November 2015 marked 20 years since the passing of the Disability Discrimination Act, the first piece of legislation which provided disabled people with protection from discrimination under the law.
Whilst the law improved the lives for many people and the campaign inspired a movement, there’s still lots to be done. Campaigners Layla Harding and Sulaiman Khan tell us what they want to change to make equality for disabled people a reality.
This blog is shared as part of a series of stories to celebrate the campaigners who fought for civil rights. You can find out more on our website or on social media using #DDA20.
Layla is 21 and from London and currently studying for her Masters. She’s recently got involved in campaigning on disability and equality issues.
It’s really important that we change attitudes now. I think the media has a huge role to play creating positive and realistic representations. We need greater visibility in the media. Not stories that are just based on the character’s impairment as the focal point of their story line, but instead the fact that they’re disabled should be just one part of who they are.
Providing early opportunities in schools for children to learn more about disability issues is also vital to improve attitudes. Many children do not have any lessons about disability issues and so this can make make them unaware or fearful about disability and how to approach the subject of disability.
I’d also like to see more of a focus on disability equality issues at university as there is so much scope to have a big impact on attitudes there. There should be more campaign weeks focusing on various issues affecting the lives of disabled people. My university held a ‘Don’t Dis My Ability Week’ but I didn’t even know about it as it wasn’t well publicised!
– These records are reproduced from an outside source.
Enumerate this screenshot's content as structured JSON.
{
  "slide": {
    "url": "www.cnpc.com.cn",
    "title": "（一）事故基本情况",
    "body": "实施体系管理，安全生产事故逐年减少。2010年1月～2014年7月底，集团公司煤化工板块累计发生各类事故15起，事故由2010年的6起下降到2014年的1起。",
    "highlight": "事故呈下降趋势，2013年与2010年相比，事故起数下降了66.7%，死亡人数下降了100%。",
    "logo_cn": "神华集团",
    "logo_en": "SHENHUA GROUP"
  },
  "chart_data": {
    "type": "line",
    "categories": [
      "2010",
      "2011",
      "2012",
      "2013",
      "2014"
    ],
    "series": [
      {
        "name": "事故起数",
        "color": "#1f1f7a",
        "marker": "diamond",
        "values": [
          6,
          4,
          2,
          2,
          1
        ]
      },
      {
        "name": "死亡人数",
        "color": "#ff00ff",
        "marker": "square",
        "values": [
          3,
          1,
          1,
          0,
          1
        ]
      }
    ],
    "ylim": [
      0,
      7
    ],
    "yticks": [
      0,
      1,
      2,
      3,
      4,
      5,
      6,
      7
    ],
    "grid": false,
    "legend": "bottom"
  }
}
I’d like more integration for disabled people. I want disability being less awkward subject to discuss.
I’d like us not to be talking about ‘disability issues’ by 2035. I’d like the lives of disabled people to be very much like those of non-disabled people. I don’t want to be talking about accessible transport or providing more social care support.
I don’t want to be saying that more disabled people should be able to enjoy careers like everyone else or that it’s odd for a disabled person to be in a relationship with a non-disabled person.
I don’t want disability to be an issue at all!
We all must work to make disability a part of everyday life. I know that won’t be easy, but people have always been telling disabled people they couldn’t do things and then disabled people went ahead and did them anyway.
We have to take back the reins again as those disabled people did in the ‘80s and ‘90s when they were campaigning for civil rights.
I hope a disabled person my age is able to look back with their friends and family to 2015 and wonder what all the fuss was
about and wonder why it wasn’t sorted out sooner!
Who on earth would argue against disabled people being equal?